Aan de Voorzitter van de Tweede Kamer der Staten-Generaal

Den Haag, 2 december 2016

Hierbij bied ik uw Kamer het sectorbeeld 2016 van de Autoriteit woningcorporaties (Aw) aan1. In de afgelopen jaren is de financiële positie van woningcorporaties aanzienlijk verbeterd. Waar in het sectorbeeld 2013 over verslagjaar 2012 nog sprake was van een daling van de solvabiliteit, is sindsdien sprake van een aanhoudende verbetering van de corporatiefinanciën. Het sectorbeeld 2016 bestendigt dat beeld.

De afgelopen jaren hebben corporaties een flinke inspanning geleverd om de apparaatkosten terug te brengen. Dit blijkt ook uit de recente Aedesbenchmark.
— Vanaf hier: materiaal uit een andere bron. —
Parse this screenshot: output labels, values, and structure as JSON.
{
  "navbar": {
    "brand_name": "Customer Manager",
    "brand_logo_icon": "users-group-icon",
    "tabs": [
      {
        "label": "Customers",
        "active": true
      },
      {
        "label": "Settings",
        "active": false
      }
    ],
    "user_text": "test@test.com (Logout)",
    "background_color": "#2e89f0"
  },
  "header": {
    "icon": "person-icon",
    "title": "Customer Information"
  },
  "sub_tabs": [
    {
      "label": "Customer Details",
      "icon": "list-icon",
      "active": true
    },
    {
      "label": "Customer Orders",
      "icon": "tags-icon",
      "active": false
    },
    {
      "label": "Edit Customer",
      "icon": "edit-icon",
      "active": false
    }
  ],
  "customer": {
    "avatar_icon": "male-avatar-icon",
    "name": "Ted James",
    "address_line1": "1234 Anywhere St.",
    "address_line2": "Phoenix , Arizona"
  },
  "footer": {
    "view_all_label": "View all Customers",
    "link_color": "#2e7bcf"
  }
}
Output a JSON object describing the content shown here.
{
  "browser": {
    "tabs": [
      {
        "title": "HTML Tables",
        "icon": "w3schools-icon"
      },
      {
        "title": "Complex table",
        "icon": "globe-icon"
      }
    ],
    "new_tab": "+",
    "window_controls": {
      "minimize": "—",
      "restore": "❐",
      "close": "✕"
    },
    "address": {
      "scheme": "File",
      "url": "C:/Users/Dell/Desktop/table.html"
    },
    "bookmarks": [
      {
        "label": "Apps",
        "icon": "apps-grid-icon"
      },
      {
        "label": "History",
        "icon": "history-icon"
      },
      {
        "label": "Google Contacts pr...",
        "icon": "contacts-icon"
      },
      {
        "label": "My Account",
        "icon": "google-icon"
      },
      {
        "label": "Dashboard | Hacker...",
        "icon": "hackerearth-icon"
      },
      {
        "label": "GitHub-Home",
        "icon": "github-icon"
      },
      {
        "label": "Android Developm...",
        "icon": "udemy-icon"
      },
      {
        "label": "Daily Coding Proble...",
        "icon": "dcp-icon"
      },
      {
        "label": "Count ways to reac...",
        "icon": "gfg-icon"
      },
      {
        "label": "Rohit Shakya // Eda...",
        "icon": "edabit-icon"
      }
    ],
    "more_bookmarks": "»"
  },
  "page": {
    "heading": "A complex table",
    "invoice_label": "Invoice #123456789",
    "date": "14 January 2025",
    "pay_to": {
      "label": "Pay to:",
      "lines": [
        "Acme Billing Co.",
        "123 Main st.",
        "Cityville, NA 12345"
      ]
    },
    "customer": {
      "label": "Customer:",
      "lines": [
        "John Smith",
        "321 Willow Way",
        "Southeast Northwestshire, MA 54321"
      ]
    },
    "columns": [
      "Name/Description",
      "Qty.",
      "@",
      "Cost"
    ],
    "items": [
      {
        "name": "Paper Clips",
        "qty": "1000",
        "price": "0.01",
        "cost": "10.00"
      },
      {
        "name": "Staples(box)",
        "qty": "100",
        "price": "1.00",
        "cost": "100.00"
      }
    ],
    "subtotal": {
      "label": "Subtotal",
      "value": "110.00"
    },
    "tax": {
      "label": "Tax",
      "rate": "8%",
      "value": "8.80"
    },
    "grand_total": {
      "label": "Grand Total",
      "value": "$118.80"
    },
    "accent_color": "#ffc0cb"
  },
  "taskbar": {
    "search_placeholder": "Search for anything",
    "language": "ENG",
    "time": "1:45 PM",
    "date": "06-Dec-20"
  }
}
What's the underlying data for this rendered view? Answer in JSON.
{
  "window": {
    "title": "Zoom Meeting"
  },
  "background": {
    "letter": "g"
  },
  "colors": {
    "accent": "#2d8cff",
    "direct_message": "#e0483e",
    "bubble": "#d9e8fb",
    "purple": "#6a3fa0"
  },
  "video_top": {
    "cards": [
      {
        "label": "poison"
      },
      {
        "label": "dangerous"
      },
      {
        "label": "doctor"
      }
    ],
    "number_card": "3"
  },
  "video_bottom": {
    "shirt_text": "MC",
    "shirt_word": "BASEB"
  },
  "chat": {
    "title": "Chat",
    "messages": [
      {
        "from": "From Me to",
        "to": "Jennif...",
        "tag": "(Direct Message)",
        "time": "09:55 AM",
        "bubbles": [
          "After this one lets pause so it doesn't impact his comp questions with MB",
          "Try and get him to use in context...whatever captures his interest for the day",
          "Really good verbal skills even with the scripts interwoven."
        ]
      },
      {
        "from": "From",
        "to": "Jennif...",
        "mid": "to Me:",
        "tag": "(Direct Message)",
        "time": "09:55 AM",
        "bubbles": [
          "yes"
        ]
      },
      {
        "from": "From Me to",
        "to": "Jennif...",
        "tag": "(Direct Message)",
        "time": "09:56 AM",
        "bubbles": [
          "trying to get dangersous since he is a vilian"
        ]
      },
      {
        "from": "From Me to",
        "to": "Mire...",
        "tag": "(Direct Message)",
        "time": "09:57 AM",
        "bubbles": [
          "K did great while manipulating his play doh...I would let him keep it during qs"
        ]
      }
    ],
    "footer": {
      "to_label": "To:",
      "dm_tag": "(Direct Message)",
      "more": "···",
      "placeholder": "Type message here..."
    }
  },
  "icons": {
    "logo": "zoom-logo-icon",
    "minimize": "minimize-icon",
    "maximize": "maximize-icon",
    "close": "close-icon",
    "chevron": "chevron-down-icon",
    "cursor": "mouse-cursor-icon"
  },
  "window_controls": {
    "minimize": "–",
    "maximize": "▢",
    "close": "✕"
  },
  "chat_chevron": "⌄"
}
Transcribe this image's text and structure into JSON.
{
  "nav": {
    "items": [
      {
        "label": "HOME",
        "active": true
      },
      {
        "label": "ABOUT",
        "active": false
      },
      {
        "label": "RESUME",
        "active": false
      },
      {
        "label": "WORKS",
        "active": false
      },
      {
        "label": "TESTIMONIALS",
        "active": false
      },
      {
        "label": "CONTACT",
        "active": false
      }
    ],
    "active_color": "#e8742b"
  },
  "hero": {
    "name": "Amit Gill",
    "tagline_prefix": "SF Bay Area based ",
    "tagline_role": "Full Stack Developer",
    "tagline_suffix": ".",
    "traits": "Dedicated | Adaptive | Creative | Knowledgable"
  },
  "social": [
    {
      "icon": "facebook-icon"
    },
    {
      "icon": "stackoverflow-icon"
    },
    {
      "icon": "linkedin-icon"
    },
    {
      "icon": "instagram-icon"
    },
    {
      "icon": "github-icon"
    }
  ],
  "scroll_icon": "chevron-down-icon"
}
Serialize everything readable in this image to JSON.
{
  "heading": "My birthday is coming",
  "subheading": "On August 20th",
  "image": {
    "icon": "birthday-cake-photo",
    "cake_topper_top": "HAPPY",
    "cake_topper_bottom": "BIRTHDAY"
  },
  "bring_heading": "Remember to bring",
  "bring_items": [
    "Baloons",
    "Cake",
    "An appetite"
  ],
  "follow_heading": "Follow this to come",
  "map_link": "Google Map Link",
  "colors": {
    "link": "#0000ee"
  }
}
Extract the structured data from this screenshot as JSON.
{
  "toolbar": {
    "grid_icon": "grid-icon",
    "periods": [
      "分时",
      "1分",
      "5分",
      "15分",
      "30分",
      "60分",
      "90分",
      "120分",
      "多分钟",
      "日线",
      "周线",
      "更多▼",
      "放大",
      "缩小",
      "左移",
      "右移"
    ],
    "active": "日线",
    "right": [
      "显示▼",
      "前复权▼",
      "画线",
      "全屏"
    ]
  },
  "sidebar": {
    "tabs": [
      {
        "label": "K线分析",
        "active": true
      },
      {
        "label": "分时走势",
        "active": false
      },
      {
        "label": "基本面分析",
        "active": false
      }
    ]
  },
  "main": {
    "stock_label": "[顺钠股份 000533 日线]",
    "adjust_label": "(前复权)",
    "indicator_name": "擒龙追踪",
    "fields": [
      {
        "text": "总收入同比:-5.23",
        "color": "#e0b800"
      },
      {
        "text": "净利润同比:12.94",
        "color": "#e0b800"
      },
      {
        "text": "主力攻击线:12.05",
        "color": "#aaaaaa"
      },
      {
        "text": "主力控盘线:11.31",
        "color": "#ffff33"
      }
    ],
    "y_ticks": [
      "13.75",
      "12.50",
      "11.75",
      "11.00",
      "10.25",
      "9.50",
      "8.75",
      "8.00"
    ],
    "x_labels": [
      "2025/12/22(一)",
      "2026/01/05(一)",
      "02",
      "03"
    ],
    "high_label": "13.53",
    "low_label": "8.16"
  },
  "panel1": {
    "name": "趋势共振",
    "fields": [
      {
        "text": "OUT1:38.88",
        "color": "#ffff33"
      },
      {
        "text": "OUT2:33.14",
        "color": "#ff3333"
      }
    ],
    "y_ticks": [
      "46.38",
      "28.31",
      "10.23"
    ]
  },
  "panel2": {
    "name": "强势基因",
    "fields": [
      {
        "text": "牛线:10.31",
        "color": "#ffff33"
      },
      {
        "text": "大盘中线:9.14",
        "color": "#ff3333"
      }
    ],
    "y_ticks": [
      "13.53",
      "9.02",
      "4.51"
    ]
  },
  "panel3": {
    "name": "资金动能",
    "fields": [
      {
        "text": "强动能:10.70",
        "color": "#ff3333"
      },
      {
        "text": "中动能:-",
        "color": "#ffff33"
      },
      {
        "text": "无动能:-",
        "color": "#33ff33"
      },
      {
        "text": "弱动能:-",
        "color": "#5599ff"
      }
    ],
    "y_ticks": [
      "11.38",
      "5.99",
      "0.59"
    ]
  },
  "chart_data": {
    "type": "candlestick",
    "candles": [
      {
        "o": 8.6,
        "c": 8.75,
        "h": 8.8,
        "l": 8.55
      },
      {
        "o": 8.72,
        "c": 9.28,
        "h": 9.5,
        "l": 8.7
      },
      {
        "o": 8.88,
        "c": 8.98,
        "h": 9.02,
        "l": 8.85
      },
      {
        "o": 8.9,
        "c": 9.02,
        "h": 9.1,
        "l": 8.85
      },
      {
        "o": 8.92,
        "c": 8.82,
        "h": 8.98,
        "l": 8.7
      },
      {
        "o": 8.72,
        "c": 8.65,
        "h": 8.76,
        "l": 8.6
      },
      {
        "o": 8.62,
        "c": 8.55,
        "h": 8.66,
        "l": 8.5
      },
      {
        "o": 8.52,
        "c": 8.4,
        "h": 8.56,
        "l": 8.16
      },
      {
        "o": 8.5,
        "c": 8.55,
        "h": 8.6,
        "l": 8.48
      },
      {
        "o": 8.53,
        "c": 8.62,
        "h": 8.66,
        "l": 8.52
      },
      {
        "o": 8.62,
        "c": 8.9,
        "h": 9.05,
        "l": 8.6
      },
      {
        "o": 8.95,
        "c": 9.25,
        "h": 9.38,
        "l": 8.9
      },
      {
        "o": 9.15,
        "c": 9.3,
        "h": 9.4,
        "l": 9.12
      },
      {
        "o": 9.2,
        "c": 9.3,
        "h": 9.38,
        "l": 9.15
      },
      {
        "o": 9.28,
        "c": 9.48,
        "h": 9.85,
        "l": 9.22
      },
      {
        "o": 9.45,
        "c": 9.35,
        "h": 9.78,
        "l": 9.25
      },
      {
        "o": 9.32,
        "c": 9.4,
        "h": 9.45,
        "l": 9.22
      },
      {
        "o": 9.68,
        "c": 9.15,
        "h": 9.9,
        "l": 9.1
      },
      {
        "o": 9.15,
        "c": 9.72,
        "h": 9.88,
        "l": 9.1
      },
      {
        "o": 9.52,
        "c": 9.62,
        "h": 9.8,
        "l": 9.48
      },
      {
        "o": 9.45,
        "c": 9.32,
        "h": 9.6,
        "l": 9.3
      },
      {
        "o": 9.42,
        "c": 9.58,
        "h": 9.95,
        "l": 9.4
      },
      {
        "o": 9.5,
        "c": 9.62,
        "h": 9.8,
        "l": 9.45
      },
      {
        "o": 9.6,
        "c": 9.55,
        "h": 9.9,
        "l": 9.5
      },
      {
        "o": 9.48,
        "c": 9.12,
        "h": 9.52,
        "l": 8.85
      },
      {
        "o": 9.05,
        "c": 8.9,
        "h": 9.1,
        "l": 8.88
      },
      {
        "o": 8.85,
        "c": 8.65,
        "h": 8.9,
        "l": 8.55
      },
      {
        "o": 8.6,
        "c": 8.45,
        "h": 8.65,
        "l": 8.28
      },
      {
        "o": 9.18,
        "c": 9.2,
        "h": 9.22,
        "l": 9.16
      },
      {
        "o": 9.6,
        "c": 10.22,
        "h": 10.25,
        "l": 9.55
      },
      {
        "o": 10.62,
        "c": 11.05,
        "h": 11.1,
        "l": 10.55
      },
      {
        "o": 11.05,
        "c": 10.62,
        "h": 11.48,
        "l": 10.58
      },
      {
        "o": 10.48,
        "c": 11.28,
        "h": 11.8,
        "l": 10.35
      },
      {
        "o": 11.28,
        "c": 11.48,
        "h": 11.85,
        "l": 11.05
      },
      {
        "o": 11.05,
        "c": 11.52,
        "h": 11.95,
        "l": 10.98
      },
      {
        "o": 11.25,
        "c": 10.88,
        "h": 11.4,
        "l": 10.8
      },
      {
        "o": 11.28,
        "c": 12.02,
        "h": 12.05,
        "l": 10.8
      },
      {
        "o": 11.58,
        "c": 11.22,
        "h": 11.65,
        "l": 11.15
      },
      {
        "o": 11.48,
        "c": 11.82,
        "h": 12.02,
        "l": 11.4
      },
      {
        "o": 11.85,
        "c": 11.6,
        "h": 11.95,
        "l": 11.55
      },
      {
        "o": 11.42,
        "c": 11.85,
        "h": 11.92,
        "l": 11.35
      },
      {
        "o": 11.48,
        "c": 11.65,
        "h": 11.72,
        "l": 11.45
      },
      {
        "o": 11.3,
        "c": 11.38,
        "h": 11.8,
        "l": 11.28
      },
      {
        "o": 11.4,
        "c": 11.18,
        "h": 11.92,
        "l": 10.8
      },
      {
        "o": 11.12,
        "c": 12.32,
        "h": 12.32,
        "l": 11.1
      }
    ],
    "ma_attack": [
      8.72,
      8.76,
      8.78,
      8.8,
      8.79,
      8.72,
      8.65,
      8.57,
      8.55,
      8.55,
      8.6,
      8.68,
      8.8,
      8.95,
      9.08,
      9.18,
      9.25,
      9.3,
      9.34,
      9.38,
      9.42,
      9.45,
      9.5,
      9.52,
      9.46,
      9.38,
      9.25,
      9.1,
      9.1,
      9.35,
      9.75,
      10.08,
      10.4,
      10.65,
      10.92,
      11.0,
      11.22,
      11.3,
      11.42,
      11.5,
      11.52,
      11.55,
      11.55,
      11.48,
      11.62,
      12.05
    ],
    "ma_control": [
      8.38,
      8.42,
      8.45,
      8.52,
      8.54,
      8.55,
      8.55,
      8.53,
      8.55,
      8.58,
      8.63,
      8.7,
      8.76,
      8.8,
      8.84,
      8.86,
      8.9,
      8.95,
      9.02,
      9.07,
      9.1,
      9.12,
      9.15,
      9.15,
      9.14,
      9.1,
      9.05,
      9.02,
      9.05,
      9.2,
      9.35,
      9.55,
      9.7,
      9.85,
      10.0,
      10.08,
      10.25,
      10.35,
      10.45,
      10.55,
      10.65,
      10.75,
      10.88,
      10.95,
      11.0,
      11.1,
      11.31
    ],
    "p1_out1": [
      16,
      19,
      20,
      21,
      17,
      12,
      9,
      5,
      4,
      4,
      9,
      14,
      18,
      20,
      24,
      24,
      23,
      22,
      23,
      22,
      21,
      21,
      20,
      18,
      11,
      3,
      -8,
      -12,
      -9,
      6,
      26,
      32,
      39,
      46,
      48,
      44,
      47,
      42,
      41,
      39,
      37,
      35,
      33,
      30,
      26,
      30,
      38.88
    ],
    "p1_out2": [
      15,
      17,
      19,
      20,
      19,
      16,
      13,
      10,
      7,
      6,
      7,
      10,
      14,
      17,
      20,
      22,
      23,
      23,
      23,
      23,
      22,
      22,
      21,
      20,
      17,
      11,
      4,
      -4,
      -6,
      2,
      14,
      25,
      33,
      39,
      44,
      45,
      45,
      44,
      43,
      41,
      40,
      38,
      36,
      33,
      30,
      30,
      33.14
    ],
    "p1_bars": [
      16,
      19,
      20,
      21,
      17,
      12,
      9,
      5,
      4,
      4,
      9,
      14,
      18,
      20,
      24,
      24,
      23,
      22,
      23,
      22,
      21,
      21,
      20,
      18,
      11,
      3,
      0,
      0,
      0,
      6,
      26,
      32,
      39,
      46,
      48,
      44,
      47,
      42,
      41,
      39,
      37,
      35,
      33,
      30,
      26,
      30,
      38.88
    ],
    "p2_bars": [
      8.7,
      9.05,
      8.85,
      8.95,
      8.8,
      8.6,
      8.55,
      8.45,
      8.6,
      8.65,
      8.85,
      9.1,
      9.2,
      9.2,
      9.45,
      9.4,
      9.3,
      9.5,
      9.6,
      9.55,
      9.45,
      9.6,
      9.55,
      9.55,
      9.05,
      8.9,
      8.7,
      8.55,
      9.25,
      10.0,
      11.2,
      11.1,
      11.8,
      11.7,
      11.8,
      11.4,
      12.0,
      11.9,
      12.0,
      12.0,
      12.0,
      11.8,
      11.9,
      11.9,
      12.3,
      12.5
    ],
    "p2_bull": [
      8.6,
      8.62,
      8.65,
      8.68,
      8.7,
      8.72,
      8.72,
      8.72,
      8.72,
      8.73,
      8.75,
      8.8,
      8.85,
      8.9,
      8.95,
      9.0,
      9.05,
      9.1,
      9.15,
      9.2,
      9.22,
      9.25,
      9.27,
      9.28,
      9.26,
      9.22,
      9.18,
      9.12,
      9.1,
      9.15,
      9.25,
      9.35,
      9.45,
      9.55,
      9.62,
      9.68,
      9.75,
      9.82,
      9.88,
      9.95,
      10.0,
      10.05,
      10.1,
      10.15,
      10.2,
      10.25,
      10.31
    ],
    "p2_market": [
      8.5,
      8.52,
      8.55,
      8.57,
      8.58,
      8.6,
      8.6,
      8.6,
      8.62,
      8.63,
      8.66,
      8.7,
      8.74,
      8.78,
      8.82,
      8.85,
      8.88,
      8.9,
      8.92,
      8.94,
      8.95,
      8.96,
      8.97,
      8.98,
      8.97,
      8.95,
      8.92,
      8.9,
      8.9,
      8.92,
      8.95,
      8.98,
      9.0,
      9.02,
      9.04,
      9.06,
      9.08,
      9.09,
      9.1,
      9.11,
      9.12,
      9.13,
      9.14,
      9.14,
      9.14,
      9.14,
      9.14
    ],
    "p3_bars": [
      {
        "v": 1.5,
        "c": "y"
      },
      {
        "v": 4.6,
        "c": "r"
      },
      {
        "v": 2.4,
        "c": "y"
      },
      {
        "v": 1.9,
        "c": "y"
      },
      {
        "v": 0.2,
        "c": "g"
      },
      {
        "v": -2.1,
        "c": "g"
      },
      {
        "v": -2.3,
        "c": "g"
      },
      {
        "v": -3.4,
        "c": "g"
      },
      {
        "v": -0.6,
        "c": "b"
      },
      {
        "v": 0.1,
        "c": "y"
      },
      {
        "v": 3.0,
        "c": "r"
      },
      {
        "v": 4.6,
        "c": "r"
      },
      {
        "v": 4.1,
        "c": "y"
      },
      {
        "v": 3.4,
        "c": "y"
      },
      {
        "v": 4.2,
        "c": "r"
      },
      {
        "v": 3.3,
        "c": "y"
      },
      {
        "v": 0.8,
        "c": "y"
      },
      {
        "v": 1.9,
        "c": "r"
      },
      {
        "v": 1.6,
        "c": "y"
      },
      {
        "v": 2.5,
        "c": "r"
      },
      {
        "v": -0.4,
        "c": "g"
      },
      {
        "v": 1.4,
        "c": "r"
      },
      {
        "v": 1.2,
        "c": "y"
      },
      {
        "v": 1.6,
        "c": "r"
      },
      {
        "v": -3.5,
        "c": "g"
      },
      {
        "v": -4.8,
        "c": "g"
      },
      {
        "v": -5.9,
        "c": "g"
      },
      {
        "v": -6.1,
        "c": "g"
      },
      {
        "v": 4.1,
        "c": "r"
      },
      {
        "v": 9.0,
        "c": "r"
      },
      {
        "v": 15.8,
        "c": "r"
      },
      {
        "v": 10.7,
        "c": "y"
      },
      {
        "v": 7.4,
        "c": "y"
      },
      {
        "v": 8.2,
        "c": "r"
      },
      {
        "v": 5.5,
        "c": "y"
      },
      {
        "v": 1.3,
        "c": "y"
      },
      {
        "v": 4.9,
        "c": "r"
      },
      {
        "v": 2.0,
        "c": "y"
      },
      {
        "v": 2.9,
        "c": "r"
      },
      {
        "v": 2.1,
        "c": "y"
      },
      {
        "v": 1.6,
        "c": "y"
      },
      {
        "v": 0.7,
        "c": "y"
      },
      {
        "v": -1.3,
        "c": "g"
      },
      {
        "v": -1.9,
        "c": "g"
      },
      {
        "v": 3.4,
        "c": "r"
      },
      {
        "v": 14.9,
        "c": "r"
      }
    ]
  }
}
De personeelslasten per verhuureenheid daalden volgens dit sectorbeeld van € 719 in 2014 naar € 689 in 2015, en de overige bedrijfslasten namen af van € 1.189 naar € 1.147. Bovendien hebben corporaties conform de nieuwe Woningwet de vaak verlieslatende investeringen in niet-kerntaken, zoals koopwoningen en bedrijfsonroerend goed gereduceerd.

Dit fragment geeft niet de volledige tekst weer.